Radio shows copyright

From: Jeff Joseph <sabucat[_at_]sabucat.com>
Date: Fri, 16 Feb 2001 22:25:46 -0800


Friday, February 16, 2001
Web Battle Is Latest Episode in Old-Time Radio Serials  One firm is carrying on the fight to enforce copyrights, much to the dismay of collectors and Internet users.

By ERIK SMITH, Special to The Times

     A little more than two years ago, when the digital music revolution was just beginning to take hold, an entrepreneur from Boston had an intriguing idea: If everyone else was putting music on the Web, why not old-time radio shows?

     Pete Kenney, or "Boston Pete," as he calls himself on the Internet, created a Web site that allowed people to download recordings of old-time radio programs, everything from "Gunsmoke" to "The Shadow," and he racked up thousands of "hits" a month, winning a loyal following among fans of old-style radio drama. He also got an angry e-mail from the country's biggest seller of old-time radio programs on cassette--Carl Amari.

     Amari, president of Illinois-based Radio Spirits, accused Kenney of trampling on copyrights he controlled and threatened to take him to court. Kenney promptly shut down his Web site, and so did dozens of other Web site operators who had followed his lead.

"Everyone thinks this stuff is in the public domain," Kenney says. "A
lot of us cried and gave up."

     It was the opening blow in a battle that rages today, maybe not quite as loudly as the war between the music industry and fans of MP3, but over many of the same issues. Over the last two years, tens of thousands of old-time radio programs have been made available over the Web in the downloadable MP3 format, free to anyone with a computer and an Internet connection. Some collectors even sell home-recorded CDs on EBay and their own Web sites, with as many as 50 or more shows on a single disk. Meanwhile, Radio Spirits maintains that it has sewn up the copyrights to just about every program that ever aired, and what the enthusiasts are doing is illegal.

     But collectors have been trading and selling these old-time radio shows for more than 30 years, with a wink at copyright laws, and they argue, with some justification, that if it hadn't been for them, most of the programs would have ended up in the dumpster. Some see the company's effort as an attempt to corner the market on old-time radio shows that not so long ago were thought to have no value whatever.

     It's been nearly 40 years since anyone saw any value in old-time radio, at least in a commercial sense. The first network broadcasts came 75 years ago, and soon the entire country was gathering around the radio to hear Franklin Roosevelt, "Amos 'n' Andy," and the war news from Europe. Then television came along, sponsors and stars deserted radio, and the last few programs were canceled in 1962. Since then, a few revival attempts notwithstanding, radio drama has been as dead an art as whalebone scrimshaw.
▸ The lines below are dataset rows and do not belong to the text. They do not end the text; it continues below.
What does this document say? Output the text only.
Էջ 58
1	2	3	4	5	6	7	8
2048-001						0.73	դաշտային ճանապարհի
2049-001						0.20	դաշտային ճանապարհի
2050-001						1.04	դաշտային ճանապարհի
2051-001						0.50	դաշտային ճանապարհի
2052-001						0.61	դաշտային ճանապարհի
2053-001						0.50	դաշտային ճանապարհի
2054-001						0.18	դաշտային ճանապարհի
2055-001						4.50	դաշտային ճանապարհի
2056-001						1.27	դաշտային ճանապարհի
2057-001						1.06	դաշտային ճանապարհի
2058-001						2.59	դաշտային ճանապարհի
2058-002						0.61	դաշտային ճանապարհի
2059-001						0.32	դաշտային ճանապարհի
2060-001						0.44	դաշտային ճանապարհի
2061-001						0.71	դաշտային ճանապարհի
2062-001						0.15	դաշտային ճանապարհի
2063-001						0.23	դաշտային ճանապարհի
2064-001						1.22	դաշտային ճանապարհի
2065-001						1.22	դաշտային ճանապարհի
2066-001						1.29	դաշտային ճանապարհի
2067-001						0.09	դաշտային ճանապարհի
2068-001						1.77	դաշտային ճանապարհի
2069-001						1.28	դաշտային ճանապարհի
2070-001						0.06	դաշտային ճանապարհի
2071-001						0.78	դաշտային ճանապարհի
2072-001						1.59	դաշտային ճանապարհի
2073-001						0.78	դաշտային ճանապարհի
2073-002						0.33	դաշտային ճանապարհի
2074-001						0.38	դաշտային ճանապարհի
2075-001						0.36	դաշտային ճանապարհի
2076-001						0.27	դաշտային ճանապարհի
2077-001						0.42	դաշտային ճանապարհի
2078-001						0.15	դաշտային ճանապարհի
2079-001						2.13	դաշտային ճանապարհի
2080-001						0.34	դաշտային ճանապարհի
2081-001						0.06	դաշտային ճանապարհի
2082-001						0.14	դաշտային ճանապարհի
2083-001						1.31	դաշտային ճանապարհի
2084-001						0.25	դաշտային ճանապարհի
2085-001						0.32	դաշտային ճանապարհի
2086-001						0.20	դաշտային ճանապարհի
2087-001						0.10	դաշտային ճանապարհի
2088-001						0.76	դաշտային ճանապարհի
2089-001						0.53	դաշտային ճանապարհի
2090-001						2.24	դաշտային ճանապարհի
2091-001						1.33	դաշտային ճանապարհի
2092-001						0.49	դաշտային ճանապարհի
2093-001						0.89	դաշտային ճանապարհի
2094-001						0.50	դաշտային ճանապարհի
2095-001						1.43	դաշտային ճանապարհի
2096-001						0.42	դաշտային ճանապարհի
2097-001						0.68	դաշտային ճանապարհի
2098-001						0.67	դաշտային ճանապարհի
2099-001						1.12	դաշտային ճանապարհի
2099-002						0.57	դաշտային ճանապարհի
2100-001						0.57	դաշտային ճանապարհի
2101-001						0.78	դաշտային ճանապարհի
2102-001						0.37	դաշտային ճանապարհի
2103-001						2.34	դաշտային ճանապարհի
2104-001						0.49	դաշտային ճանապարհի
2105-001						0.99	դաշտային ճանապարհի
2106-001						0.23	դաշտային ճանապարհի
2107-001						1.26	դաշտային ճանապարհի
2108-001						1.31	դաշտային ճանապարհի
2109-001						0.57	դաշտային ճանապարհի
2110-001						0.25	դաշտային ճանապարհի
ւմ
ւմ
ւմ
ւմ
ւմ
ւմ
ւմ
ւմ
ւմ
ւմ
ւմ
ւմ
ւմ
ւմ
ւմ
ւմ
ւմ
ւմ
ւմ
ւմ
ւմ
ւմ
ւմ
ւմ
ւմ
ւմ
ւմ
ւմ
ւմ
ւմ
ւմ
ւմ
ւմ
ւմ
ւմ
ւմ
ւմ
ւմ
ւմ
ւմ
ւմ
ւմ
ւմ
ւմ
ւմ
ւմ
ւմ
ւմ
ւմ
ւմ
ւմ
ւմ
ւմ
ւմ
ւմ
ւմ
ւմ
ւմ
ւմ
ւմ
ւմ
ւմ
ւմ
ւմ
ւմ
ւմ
     But when old-time radio died, thousands of recordings were left behind. Though most shows before 1950 were live, virtually every network program after the late '30s was recorded for reference purposes or rebroadcast, usually in the form of pizza-sized records known as electrical transcriptions. Networks and sponsors destroyed these records by the thousands in the 1960s and 1970s, simply to clear storage space. Some records made it into libraries, and others wound up in the hands of private collectors who contacted performers and producers, prowled dusty radio-station storage closets and sometimes smuggled them out the back door.

     No one knows how many shows survive, but 150,000 would be a good guess, says author Jay Hickerson of Connecticut, whose "Ultimate History of Network Radio Programming" attempts to catalog every radio program in existence. That's "barely 1%" of what aired, he says. But it's enough to fuel a war today.